Stocks tumbled Monday, pushing the S&P 500 back into bear market territory, as the major averages came off their worst week since January.
The Dow Jones Industrials handed back 610.01 points, or 1.9%, to 30,782.78.
The S&P 500 darted lower 95.75 points, or 2.4%, to 3,805.11.
The S&P 500 hit a new intraday low for the year and was off nearly 21% from its record, back in bear market territory after trading there briefly on an intraday basis about three weeks ago. The benchmark now sits more than 20% from its January record close. If it finishes there on Monday, it will confirm a bear market to many on Wall Street.
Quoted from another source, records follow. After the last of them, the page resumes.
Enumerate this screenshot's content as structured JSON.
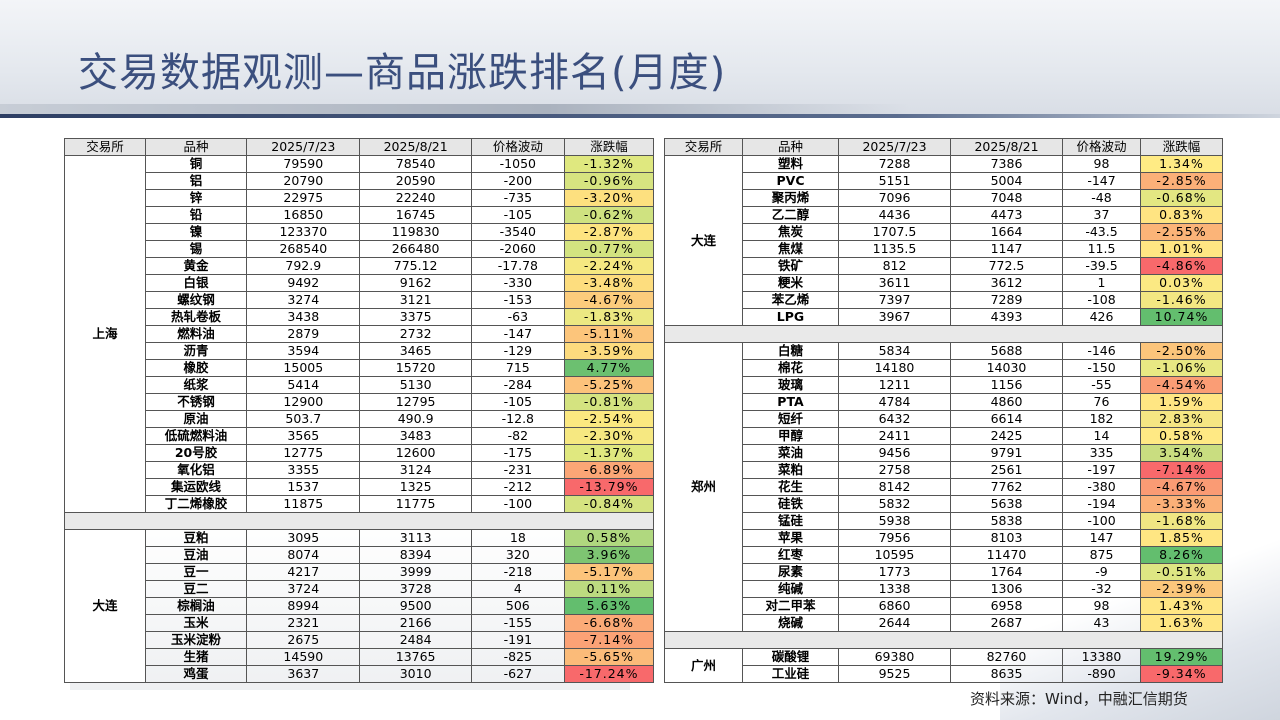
{
  "title": "交易数据观测—商品涨跌排名(月度)",
  "source": "资料来源：Wind，中融汇信期货",
  "left_headers": [
    "交易所",
    "品种",
    "2025/7/23",
    "2025/8/21",
    "价格波动",
    "涨跌幅"
  ],
  "right_headers": [
    "交易所",
    "品种",
    "2025/7/23",
    "2025/8/21",
    "价格波动",
    "涨跌幅"
  ],
  "left_groups": [
    {
      "exchange": "上海",
      "rows": [
        {
          "name": "铜",
          "p1": "79590",
          "p2": "78540",
          "chg": "-1050",
          "pct": "-1.32%",
          "bg": "#dfe87f"
        },
        {
          "name": "铝",
          "p1": "20790",
          "p2": "20590",
          "chg": "-200",
          "pct": "-0.96%",
          "bg": "#d7e480"
        },
        {
          "name": "锌",
          "p1": "22975",
          "p2": "22240",
          "chg": "-735",
          "pct": "-3.20%",
          "bg": "#fde07f"
        },
        {
          "name": "铅",
          "p1": "16850",
          "p2": "16745",
          "chg": "-105",
          "pct": "-0.62%",
          "bg": "#cfe280"
        },
        {
          "name": "镍",
          "p1": "123370",
          "p2": "119830",
          "chg": "-3540",
          "pct": "-2.87%",
          "bg": "#fde480"
        },
        {
          "name": "锡",
          "p1": "268540",
          "p2": "266480",
          "chg": "-2060",
          "pct": "-0.77%",
          "bg": "#d3e380"
        },
        {
          "name": "黄金",
          "p1": "792.9",
          "p2": "775.12",
          "chg": "-17.78",
          "pct": "-2.24%",
          "bg": "#f5e881"
        },
        {
          "name": "白银",
          "p1": "9492",
          "p2": "9162",
          "chg": "-330",
          "pct": "-3.48%",
          "bg": "#fddd7e"
        },
        {
          "name": "螺纹钢",
          "p1": "3274",
          "p2": "3121",
          "chg": "-153",
          "pct": "-4.67%",
          "bg": "#fccc7c"
        },
        {
          "name": "热轧卷板",
          "p1": "3438",
          "p2": "3375",
          "chg": "-63",
          "pct": "-1.83%",
          "bg": "#ece882"
        },
        {
          "name": "燃料油",
          "p1": "2879",
          "p2": "2732",
          "chg": "-147",
          "pct": "-5.11%",
          "bg": "#fcc57b"
        },
        {
          "name": "沥青",
          "p1": "3594",
          "p2": "3465",
          "chg": "-129",
          "pct": "-3.59%",
          "bg": "#fddb7e"
        },
        {
          "name": "橡胶",
          "p1": "15005",
          "p2": "15720",
          "chg": "715",
          "pct": "4.77%",
          "bg": "#6cc070"
        },
        {
          "name": "纸浆",
          "p1": "5414",
          "p2": "5130",
          "chg": "-284",
          "pct": "-5.25%",
          "bg": "#fcc27b"
        },
        {
          "name": "不锈钢",
          "p1": "12900",
          "p2": "12795",
          "chg": "-105",
          "pct": "-0.81%",
          "bg": "#d4e380"
        },
        {
          "name": "原油",
          "p1": "503.7",
          "p2": "490.9",
          "chg": "-12.8",
          "pct": "-2.54%",
          "bg": "#fbe880"
        },
        {
          "name": "低硫燃料油",
          "p1": "3565",
          "p2": "3483",
          "chg": "-82",
          "pct": "-2.30%",
          "bg": "#f6e881"
        },
        {
          "name": "20号胶",
          "p1": "12775",
          "p2": "12600",
          "chg": "-175",
          "pct": "-1.37%",
          "bg": "#e0e87f"
        },
        {
          "name": "氧化铝",
          "p1": "3355",
          "p2": "3124",
          "chg": "-231",
          "pct": "-6.89%",
          "bg": "#fba676"
        },
        {
          "name": "集运欧线",
          "p1": "1537",
          "p2": "1325",
          "chg": "-212",
          "pct": "-13.79%",
          "bg": "#f8696b"
        },
        {
          "name": "丁二烯橡胶",
          "p1": "11875",
          "p2": "11775",
          "chg": "-100",
          "pct": "-0.84%",
          "bg": "#d5e380"
        }
      ]
    },
    {
      "exchange": "大连",
      "rows": [
        {
          "name": "豆粕",
          "p1": "3095",
          "p2": "3113",
          "chg": "18",
          "pct": "0.58%",
          "bg": "#b0d87f"
        },
        {
          "name": "豆油",
          "p1": "8074",
          "p2": "8394",
          "chg": "320",
          "pct": "3.96%",
          "bg": "#7ec572"
        },
        {
          "name": "豆一",
          "p1": "4217",
          "p2": "3999",
          "chg": "-218",
          "pct": "-5.17%",
          "bg": "#fcc47b"
        },
        {
          "name": "豆二",
          "p1": "3724",
          "p2": "3728",
          "chg": "4",
          "pct": "0.11%",
          "bg": "#bcdb80"
        },
        {
          "name": "棕榈油",
          "p1": "8994",
          "p2": "9500",
          "chg": "506",
          "pct": "5.63%",
          "bg": "#63be6e"
        },
        {
          "name": "玉米",
          "p1": "2321",
          "p2": "2166",
          "chg": "-155",
          "pct": "-6.68%",
          "bg": "#fbaa77"
        },
        {
          "name": "玉米淀粉",
          "p1": "2675",
          "p2": "2484",
          "chg": "-191",
          "pct": "-7.14%",
          "bg": "#fba276"
        },
        {
          "name": "生猪",
          "p1": "14590",
          "p2": "13765",
          "chg": "-825",
          "pct": "-5.65%",
          "bg": "#fbbb79"
        },
        {
          "name": "鸡蛋",
          "p1": "3637",
          "p2": "3010",
          "chg": "-627",
          "pct": "-17.24%",
          "bg": "#f8696b"
        }
      ]
    }
  ],
  "right_groups": [
    {
      "exchange": "大连",
      "rows": [
        {
          "name": "塑料",
          "p1": "7288",
          "p2": "7386",
          "chg": "98",
          "pct": "1.34%",
          "bg": "#ffeb84"
        },
        {
          "name": "PVC",
          "p1": "5151",
          "p2": "5004",
          "chg": "-147",
          "pct": "-2.85%",
          "bg": "#fbb078"
        },
        {
          "name": "聚丙烯",
          "p1": "7096",
          "p2": "7048",
          "chg": "-48",
          "pct": "-0.68%",
          "bg": "#e3e782"
        },
        {
          "name": "乙二醇",
          "p1": "4436",
          "p2": "4473",
          "chg": "37",
          "pct": "0.83%",
          "bg": "#ffe482"
        },
        {
          "name": "焦炭",
          "p1": "1707.5",
          "p2": "1664",
          "chg": "-43.5",
          "pct": "-2.55%",
          "bg": "#fbb478"
        },
        {
          "name": "焦煤",
          "p1": "1135.5",
          "p2": "1147",
          "chg": "11.5",
          "pct": "1.01%",
          "bg": "#ffe683"
        },
        {
          "name": "铁矿",
          "p1": "812",
          "p2": "772.5",
          "chg": "-39.5",
          "pct": "-4.86%",
          "bg": "#f8696b"
        },
        {
          "name": "粳米",
          "p1": "3611",
          "p2": "3612",
          "chg": "1",
          "pct": "0.03%",
          "bg": "#fbe983"
        },
        {
          "name": "苯乙烯",
          "p1": "7397",
          "p2": "7289",
          "chg": "-108",
          "pct": "-1.46%",
          "bg": "#f3e782"
        },
        {
          "name": "LPG",
          "p1": "3967",
          "p2": "4393",
          "chg": "426",
          "pct": "10.74%",
          "bg": "#63be6e"
        }
      ]
    },
    {
      "exchange": "郑州",
      "rows": [
        {
          "name": "白糖",
          "p1": "5834",
          "p2": "5688",
          "chg": "-146",
          "pct": "-2.50%",
          "bg": "#fcc57b"
        },
        {
          "name": "棉花",
          "p1": "14180",
          "p2": "14030",
          "chg": "-150",
          "pct": "-1.06%",
          "bg": "#e8e883"
        },
        {
          "name": "玻璃",
          "p1": "1211",
          "p2": "1156",
          "chg": "-55",
          "pct": "-4.54%",
          "bg": "#fa9d75"
        },
        {
          "name": "PTA",
          "p1": "4784",
          "p2": "4860",
          "chg": "76",
          "pct": "1.59%",
          "bg": "#ffe683"
        },
        {
          "name": "短纤",
          "p1": "6432",
          "p2": "6614",
          "chg": "182",
          "pct": "2.83%",
          "bg": "#f5e683"
        },
        {
          "name": "甲醇",
          "p1": "2411",
          "p2": "2425",
          "chg": "14",
          "pct": "0.58%",
          "bg": "#ffe984"
        },
        {
          "name": "菜油",
          "p1": "9456",
          "p2": "9791",
          "chg": "335",
          "pct": "3.54%",
          "bg": "#c9dd80"
        },
        {
          "name": "菜粕",
          "p1": "2758",
          "p2": "2561",
          "chg": "-197",
          "pct": "-7.14%",
          "bg": "#f8696b"
        },
        {
          "name": "花生",
          "p1": "8142",
          "p2": "7762",
          "chg": "-380",
          "pct": "-4.67%",
          "bg": "#fa9b74"
        },
        {
          "name": "硅铁",
          "p1": "5832",
          "p2": "5638",
          "chg": "-194",
          "pct": "-3.33%",
          "bg": "#fbb078"
        },
        {
          "name": "锰硅",
          "p1": "5938",
          "p2": "5838",
          "chg": "-100",
          "pct": "-1.68%",
          "bg": "#f0e683"
        },
        {
          "name": "苹果",
          "p1": "7956",
          "p2": "8103",
          "chg": "147",
          "pct": "1.85%",
          "bg": "#ffe683"
        },
        {
          "name": "红枣",
          "p1": "10595",
          "p2": "11470",
          "chg": "875",
          "pct": "8.26%",
          "bg": "#63be6e"
        },
        {
          "name": "尿素",
          "p1": "1773",
          "p2": "1764",
          "chg": "-9",
          "pct": "-0.51%",
          "bg": "#dee683"
        },
        {
          "name": "纯碱",
          "p1": "1338",
          "p2": "1306",
          "chg": "-32",
          "pct": "-2.39%",
          "bg": "#fcc77b"
        },
        {
          "name": "对二甲苯",
          "p1": "6860",
          "p2": "6958",
          "chg": "98",
          "pct": "1.43%",
          "bg": "#ffe683"
        },
        {
          "name": "烧碱",
          "p1": "2644",
          "p2": "2687",
          "chg": "43",
          "pct": "1.63%",
          "bg": "#ffe683"
        }
      ]
    },
    {
      "exchange": "广州",
      "rows": [
        {
          "name": "碳酸锂",
          "p1": "69380",
          "p2": "82760",
          "chg": "13380",
          "pct": "19.29%",
          "bg": "#63be6e"
        },
        {
          "name": "工业硅",
          "p1": "9525",
          "p2": "8635",
          "chg": "-890",
          "pct": "-9.34%",
          "bg": "#f8696b"
        }
      ]
    }
  ]
}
Monday's selloff was broad based, with roughly 26 New York Stock Exchange-listed stocks trading lower for every advancer.
Shares of Boeing dropped 5%, Salesforce more than 4% and Chevron more than 3%, dragging down the Dow. Beaten-up tech shares also took a hit with Amazon, Netflix and Nvidia all down at least 4% as the Nasdaq touched a fresh 52-week low. Just four S&P 500 stocks traded in the green.
The Federal Reserve is expected to announce at least a half-point rate hike on Wednesday. The Fed has already raised rates twice this year, including a 50-basis-point (0.5 percentage point) increase in May in an effort to stave off the recent inflation surge. Though some economists after the hot CPI report believed the Fed could even raise rates by 0.75% this week.
The NASDAQ Composite plunged 326.84 points, or 2.9%, to 11,340.02.
Treasury prices swooned, raising yields to 3.28% from Friday's 3.16%. Treasury prices and yields move in opposite directions.
Oil prices dropped $1.15 to $119.52 U.S. a barrel.
Gold prices withered $44.10 to $1,831.40 U.S. an ounce.